Agli esuli cacciati via nel 1970: «Vi ho salvato dalla deportazione»

I 20mila italiani cacciati dalla Libia a pedate nel 1970 dovrebbero ringraziarlo, perché è stato il Colonnello ad opporsi alla loro deportazione in massa in un lager della Cirenaica, dove sarebbero stati decimati dalla prigionia. Gli esuli potrebbero fondare un partito, che il munifico leader libico è pronto a sovvenzionare, perché i governi italiani li hanno sempre trattati a pesci in faccia.
Gheddafi superstar ieri mattina all’ultima puntata delle sue sceneggiate romane. Con espatriati dalla Libia o loro eredi, rigorosamente selezionati dall’ambasciata libica, che fanno a gara per un autografo, in rigoroso inchiostro verde, dal grande capo della Jamahiriya socialista ed islamica. L’appuntamento era a villa Pamphili, ma non nella mitica tenda beduina. «Eravamo in 220 circa sotto un enorme gazebo bianco, con le sedie di plastica allineate. Lui parlava da un palchetto, a braccio ed è andato avanti per un’ora e cinque minuti», racconta un italiano nato a Tripoli, che ha ricevuto l’invito. Il suo nome è meglio non farlo «perché in Libia ci voglio tornare». Come sempre il Colonnello è arrivato in ritardo di 90 minuti e ha attaccato con il solito pistolotto storico sulle colpe del colonialismo italiano. «Ad un certo punto ha praticamente detto che dobbiamo ringraziarlo per averci salvato – racconta la fonte de Il Giornale – perché quando prese il potere una parte del consiglio della rivoluzione voleva deportare tutti gli italiani in Libia in un campo di concentramento ad El Agheila, in Cirenaica. Lui si è opposto e ha fatto valere la sua scelta di mandarci via». E sequestrare i beni degli italiani (400 miliardi di allora) espropriati e nazionalizzati. «Ho tre anni in più di Gheddafi e tre in meno di Berlusconi, le umiliazioni ed il dolore nei giorni in cui ci hanno cacciato dalla Libia me li ricordo bene. Non solo ti portavano via tutto, ma non te ne potevi andare prima di ottenere il certificato di nullatenenza». Lo racconta a Il Giornale, Giovanna Ortu, presidente dell’Airl, l’Associazione italiani rimpatriati dalla Libia, che aveva 30 anni quando è stata cacciata da Tripoli. Ieri sotto il gazebo non c’era, perché gli inviti non sono mai arrivati. «È deplorevole che non si sia ritenuto necessario inserire una rappresentanza dei rimpatriati italiani nell’agenda ufficiale – tuona la Ortu -. Davo per scontato un incontro con Gheddafi. Ma forse è meglio così. Ci siamo evitati un’umiliazione visti i toni del Colonnello in questi giorni».

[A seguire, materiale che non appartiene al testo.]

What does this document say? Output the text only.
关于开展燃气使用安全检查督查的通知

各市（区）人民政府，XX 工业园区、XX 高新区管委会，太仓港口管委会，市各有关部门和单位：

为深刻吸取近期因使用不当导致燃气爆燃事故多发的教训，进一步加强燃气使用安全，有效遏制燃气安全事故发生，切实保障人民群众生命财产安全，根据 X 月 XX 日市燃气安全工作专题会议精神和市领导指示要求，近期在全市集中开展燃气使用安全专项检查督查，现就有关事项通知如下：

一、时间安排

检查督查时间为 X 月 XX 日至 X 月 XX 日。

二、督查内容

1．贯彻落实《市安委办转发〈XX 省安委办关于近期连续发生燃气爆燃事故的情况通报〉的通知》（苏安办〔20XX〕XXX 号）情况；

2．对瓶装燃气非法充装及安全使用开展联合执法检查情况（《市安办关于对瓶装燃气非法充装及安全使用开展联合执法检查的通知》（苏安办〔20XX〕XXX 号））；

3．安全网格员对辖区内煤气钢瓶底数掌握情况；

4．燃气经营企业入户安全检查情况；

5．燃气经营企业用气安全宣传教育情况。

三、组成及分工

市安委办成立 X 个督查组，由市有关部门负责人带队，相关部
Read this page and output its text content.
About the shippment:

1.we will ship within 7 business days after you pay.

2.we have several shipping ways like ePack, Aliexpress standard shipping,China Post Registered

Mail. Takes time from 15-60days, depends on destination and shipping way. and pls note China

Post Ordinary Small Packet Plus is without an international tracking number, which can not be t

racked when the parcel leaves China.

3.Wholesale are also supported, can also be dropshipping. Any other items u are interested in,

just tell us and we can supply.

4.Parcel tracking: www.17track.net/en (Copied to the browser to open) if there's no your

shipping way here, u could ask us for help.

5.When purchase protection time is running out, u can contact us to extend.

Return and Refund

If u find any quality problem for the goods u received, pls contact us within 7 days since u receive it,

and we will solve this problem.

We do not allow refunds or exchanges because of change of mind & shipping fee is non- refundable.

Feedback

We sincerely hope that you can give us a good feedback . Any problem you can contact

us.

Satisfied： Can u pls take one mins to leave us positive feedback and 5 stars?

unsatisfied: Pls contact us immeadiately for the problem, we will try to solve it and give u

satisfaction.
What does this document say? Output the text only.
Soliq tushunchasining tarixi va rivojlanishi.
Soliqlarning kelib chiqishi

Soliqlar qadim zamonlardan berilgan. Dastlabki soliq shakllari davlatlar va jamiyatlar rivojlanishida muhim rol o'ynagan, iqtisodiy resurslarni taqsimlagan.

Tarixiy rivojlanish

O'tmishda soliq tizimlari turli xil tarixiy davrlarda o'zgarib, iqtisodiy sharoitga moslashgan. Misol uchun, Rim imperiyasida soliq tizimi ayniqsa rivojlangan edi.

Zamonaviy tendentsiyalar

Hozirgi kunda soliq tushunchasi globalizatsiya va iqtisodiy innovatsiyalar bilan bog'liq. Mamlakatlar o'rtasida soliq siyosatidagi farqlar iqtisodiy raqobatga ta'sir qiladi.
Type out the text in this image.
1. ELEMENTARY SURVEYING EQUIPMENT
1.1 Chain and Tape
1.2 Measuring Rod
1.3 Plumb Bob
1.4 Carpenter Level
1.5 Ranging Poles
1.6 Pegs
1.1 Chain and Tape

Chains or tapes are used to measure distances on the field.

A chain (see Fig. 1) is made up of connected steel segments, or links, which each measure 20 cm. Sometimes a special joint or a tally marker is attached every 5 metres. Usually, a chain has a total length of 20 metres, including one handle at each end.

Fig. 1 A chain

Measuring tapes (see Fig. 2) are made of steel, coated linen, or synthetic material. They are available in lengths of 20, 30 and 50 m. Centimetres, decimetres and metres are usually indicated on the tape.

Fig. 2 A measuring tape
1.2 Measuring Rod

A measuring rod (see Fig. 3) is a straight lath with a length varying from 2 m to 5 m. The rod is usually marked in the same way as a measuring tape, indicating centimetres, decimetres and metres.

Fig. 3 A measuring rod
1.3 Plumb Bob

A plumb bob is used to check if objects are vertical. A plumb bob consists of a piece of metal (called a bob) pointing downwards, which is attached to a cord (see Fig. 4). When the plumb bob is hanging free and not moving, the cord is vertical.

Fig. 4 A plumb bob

Sotto il gazebo, invece, c’era un gruppo di Latina con tanto di cappellino verde e la scritta Italia-Libia. «Gheddafi ha detto che i nostri governi ci hanno sempre trattato malissimo – spiega la fonte de Il Giornale sotto il gazebo –. Ci ha incitato a fondare un partito facendo capire che lo avrebbe sovvenzionato». E giù gli applausi delle vittime a chi li ha cacciati.
Fra il pubblico non sono mancate le scene stucchevoli, come qualche fan italiano armato di gigantografia di Gheddafi, che è riuscito a farsi firmare il “santino”. Un espatriato voleva prendere la parola per chiedere ingresso senza visto in Libia, apertura degli archivi di Tripoli sui beni italiani nazionalizzati e risarcimento almeno parziale degli espropri, ma non ce l’ha fatta. Un gruppetto di donne lo ha preceduto per farsi autografare l’invito con rigoroso inchiostro verde, come se Gheddafi fosse una star di Hollywood. Qualcuno gli ha regalato un quadro in argento ed il Colonnello bonario ha assicurato: «Costituite delle società, tornate a lavorare da noi. Avrete dei privilegi rispetto agli italiani che non sono nati in Libia». La Ortu ricorda che nel 1970 i libici «ti frugavano anche nei capelli. Non si poteva portare via neppure gli orecchini. L’argenteria di famiglia l’abbiamo consegnata ad amici arabi e americani, che poi ce l’hanno fatta riavere. Si poteva partire con sole 34mila lire in tasca».
Sotto il gazebo di villa Pamphili l’impressione era di grande cordialità con Gheddafi, scialle marrone e camicia all’orientale, che dispensava strette di mano e sorrisi. Però Umberto Gobbi, settantenne, che in Libia ha vissuto a lungo, ammetteva: «Mi sento un po’ preso in giro».

Shalom Tesciuba, leader carismatico della comunità ebraica tripolina, ha consegnato una lettera all’ambasciatore di Tripoli scrivendo che “gli ebrei non abbasseranno la testa e non dissacreranno il sabato”. Giorno fissato apposta dai libici per un incontro “riparatore” con Gheddafi, che li ha cacciati come gli italiani.